Peace Studies Ph.D. Students Awarded Research Grants and Honors

Author: kroc.nd.edu

"Our students successfully compete for some of the most distinguished research awards that are available at the doctoral level of study," said Jason Springs, director of doctoral studies. "These accomplishments reflect a high level of excellence in their respective disciplines. But they are all the more impressive in that each meets--and surpasses, really--the demands of interdisciplinarity and integrative scholarship that uniquely characterize the best work in peace studies and peace research. Congratulations to all."

Anna Fett (history and peace studies) has won an Outstanding Graduate Student Teacher Award bestowed by The Kaneb Center for Teaching and Learning and the Graduate School. The award recognizes graduate students for their excellence in teaching at the University of Notre Dame. 

Rieti Gengo (anthropology and peace studies) has received a Dissertation Fieldwork Grant from the Wenner-Gren Foundation to support his dissertation research at the Kakuma Refugee Camp in northern Kenya.
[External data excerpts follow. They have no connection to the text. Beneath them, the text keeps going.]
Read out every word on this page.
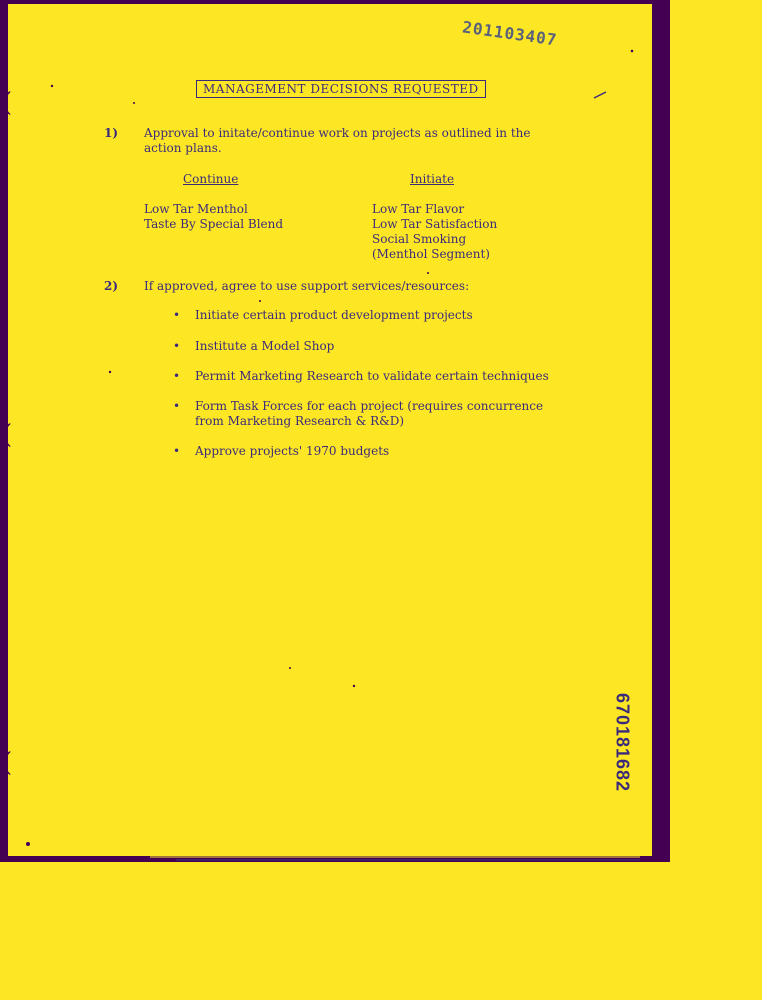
(
(
(
201103407
MANAGEMENT DECISIONS REQUESTED
1) Approval to initate/continue work on projects as outlined in the
action plans.
Continue	Initiate
Low Tar Menthol
Taste By Special Blend
Low Tar Flavor
Low Tar Satisfaction
Social Smoking
(Menthol Segment)
2) If approved, agree to use support services/resources:
• Initiate certain product development projects
• Institute a Model Shop
• Permit Marketing Research to validate certain techniques
• Form Task Forces for each project (requires concurrence
from Marketing Research & R&D)
• Approve projects' 1970 budgets
670181682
Rieti will combine ethnographic, social network, nutritional, and neuroendocrine biomarker analyses to explore how undocumented asylum seekers adapt--both behaviorally and physiologically--to life outside the boundaries of institutional recognition or support.

Kristina Hook (anthropology and peace studies) has been awarded the Human Rights Defender Travel Award for 2017 by The Society for Applied Anthropology. The travel scholarship offsets the expenses of attending the Annual Meeting of the Society in Santa Fe, NM, and recognizes the significance of Kristina’s conference paper on the Bykivnia Soviet mass grave site, the current war with Russia, and liminality theory.
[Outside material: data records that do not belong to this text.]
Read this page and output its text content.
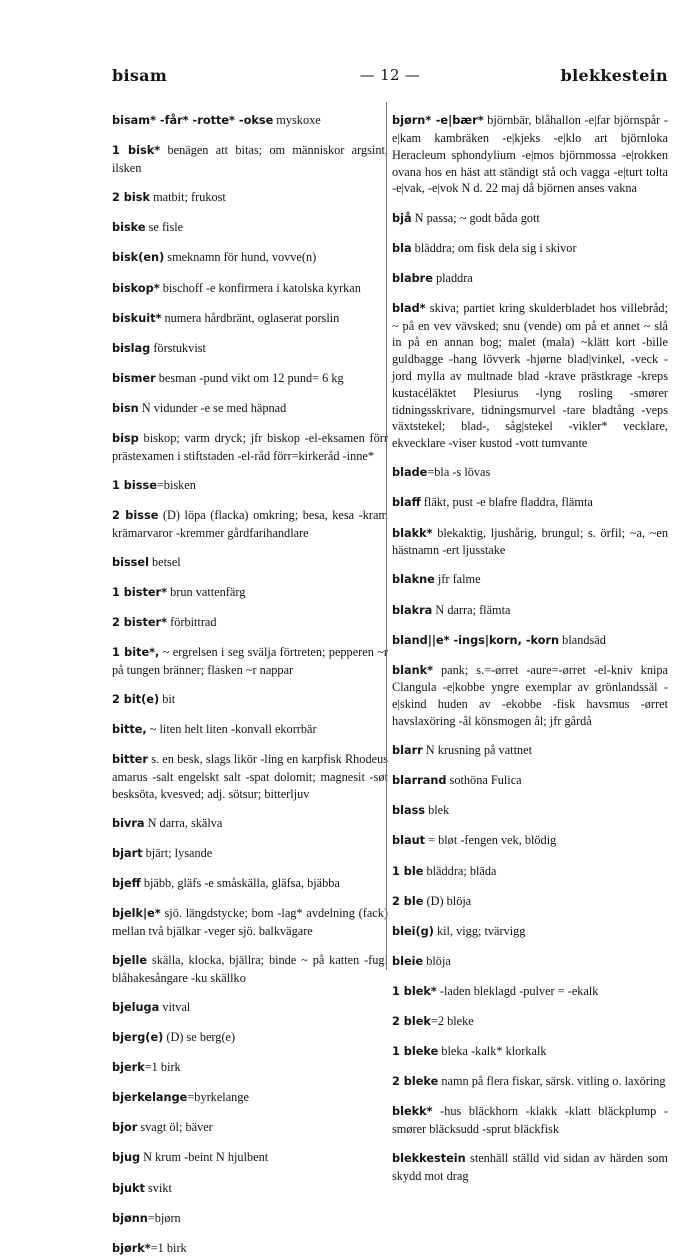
bisam	— 12 —	blekkestein

bisam* -får* -rotte* -okse myskoxe

1 bisk* benägen att bitas; om människor argsint, ilsken

2 bisk matbit; frukost

biske se fisle

bisk(en) smeknamn för hund, vovve(n)

biskop* bischoff -e konfirmera i katolska kyrkan

biskuit* numera hårdbränt, oglaserat porslin

bislag förstukvist

bismer besman -pund vikt om 12 pund= 6 kg

bisn N vidunder -e se med häpnad

bisp biskop; varm dryck; jfr biskop -el-eksamen förr prästexamen i stiftstaden -el-råd förr=kirkeråd -inne*

1 bisse=bisken

2 bisse (D) löpa (flacka) omkring; besa, kesa -kram krämarvaror -kremmer gårdfarihandlare

bissel betsel

1 bister* brun vattenfärg

2 bister* förbittrad

1 bite*, ~ ergrelsen i seg svälja förtreten; pepperen ~r på tungen bränner; flasken ~r nappar

2 bit(e) bit

bitte, ~ liten helt liten -konvall ekorrbär

bitter s. en besk, slags likör -ling en karpfisk Rhodeus amarus -salt engelskt salt -spat dolomit; magnesit -søt besksöta, kvesved; adj. sötsur; bitterljuv

bivra N darra, skälva

bjart bjärt; lysande

bjeff bjäbb, gläfs -e småskälla, gläfsa, bjäbba

bjelk|e* sjö. längdstycke; bom -lag* avdelning (fack) mellan två bjälkar -veger sjö. balkvägare

bjelle skälla, klocka, bjällra; binde ~ på katten -fugl blåhakesångare -ku skällko

bjeluga vitval

bjerg(e) (D) se berg(e)

bjerk=1 birk

bjerkelange=byrkelange

bjor svagt öl; bäver

bjug N krum -beint N hjulbent

bjukt svikt

bjønn=bjørn

bjørk*=1 birk

bjørn* -e|bær* björnbär, blåhallon -e|far björnspår -e|kam kambräken -e|kjeks -e|klo art björnloka Heracleum sphondylium -e|mos björnmossa -e|rokken ovana hos en häst att ständigt stå och vagga -e|turt tolta -e|vak, -e|vok N d. 22 maj då björnen anses vakna

bjå N passa; ~ godt båda gott

bla bläddra; om fisk dela sig i skivor

blabre pladdra

blad* skiva; partiet kring skulderbladet hos villebråd; ~ på en vev vävsked; snu (vende) om på et annet ~ slå in på en annan bog; malet (mala) ~klätt kort -bille guldbagge -hang lövverk -hjørne blad|vinkel, -veck -jord mylla av multnade blad -krave prästkrage -kreps kustacéläktet Plesiurus -lyng rosling -smører tidningsskrivare, tidningsmurvel -tare bladtång -veps växtstekel; blad-, såg|stekel -vikler* vecklare, ekvecklare -viser kustod -vott tumvante

blade=bla -s lövas

blaff fläkt, pust -e blafre fladdra, flämta

blakk* blekaktig, ljushårig, brungul; s. örfil; ~a, ~en hästnamn -ert ljusstake

blakne jfr falme

blakra N darra; flämta

bland||e* -ings|korn, -korn blandsäd

blank* pank; s.=-ørret -aure=-ørret -el-kniv knipa Clangula -e|kobbe yngre exemplar av grönlandssäl -e|skind huden av -ekobbe -fisk havsmus -ørret havslaxöring -ål könsmogen ål; jfr gårdå

blarr N krusning på vattnet

blarrand sothöna Fulica

blass blek

blaut = bløt -fengen vek, blödig

1 ble bläddra; bläda

2 ble (D) blöja

blei(g) kil, vigg; tvärvigg

bleie blöja

1 blek* -laden bleklagd -pulver = -ekalk

2 blek=2 bleke

1 bleke bleka -kalk* klorkalk

2 bleke namn på flera fiskar, särsk. vitling o. laxöring

blekk* -hus bläckhorn -klakk -klatt bläckplump -smører bläcksudd -sprut bläckfisk

blekkestein stenhäll ställd vid sidan av härden som skydd mot drag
Kristina has also been awarded two grants to support her fieldwork in Ukraine in 2018. A USAID/Notre Dame Global Development Fellowship will allow Kristina to partner with the National University of Kyiv-Mohyla Academy's Center for International Human Rights to examine the causes and legacy of the 1930s Holodomor mass atrocities. Additionally, an Institute for Scholarship in the Liberal Arts Graduate Student Research Award (ISLA GSRA) will enable her to conduct preliminary research and test pilot methodologies for her work on the Holodomor in Kyiv this summer.  

Leslie MacColman (sociology and peace studies) has been awarded a Fulbright Student grant for study in Argentina. She will examine how large-scale police reform, initiated in 2016 in Buenos Aires, impacts police practices in different parts of the city based on the unique characteristics of police precincts and the diverse neighborhoods they are tasked with policing.

Emily Maiden (political science and peace studies) has received a Fulbright award to Malawi. Emily will spend approximately ten months there conducting fieldwork on the policy implementation process regarding child marriage. Through interviews, data collection, and participant observation, she will determine what an effective implementation strategy might look like that could combat child marriage.

Emily has also received a USAID/Notre Dame Global Development Fellowship. She will travel to Malawi to determine what an effective implementation strategy might look like that could strategically combat the issue of child marriage. She will also be supported by Professor Bleck.

The Kroc Institute partners with six Notre Dame departments to offer six distinct but related doctoral degrees: Anthropology and Peace Studies, History and Peace Studies, Political Science and Peace Studies, Psychology and Peace Studies, Sociology and Peace Studies, and Theology and Peace Studies. Students are fully credentialed in one of the six disciplines and trained in interdisciplinary peace research. The degree prepares students for positions in research, teaching, and peacebuilding.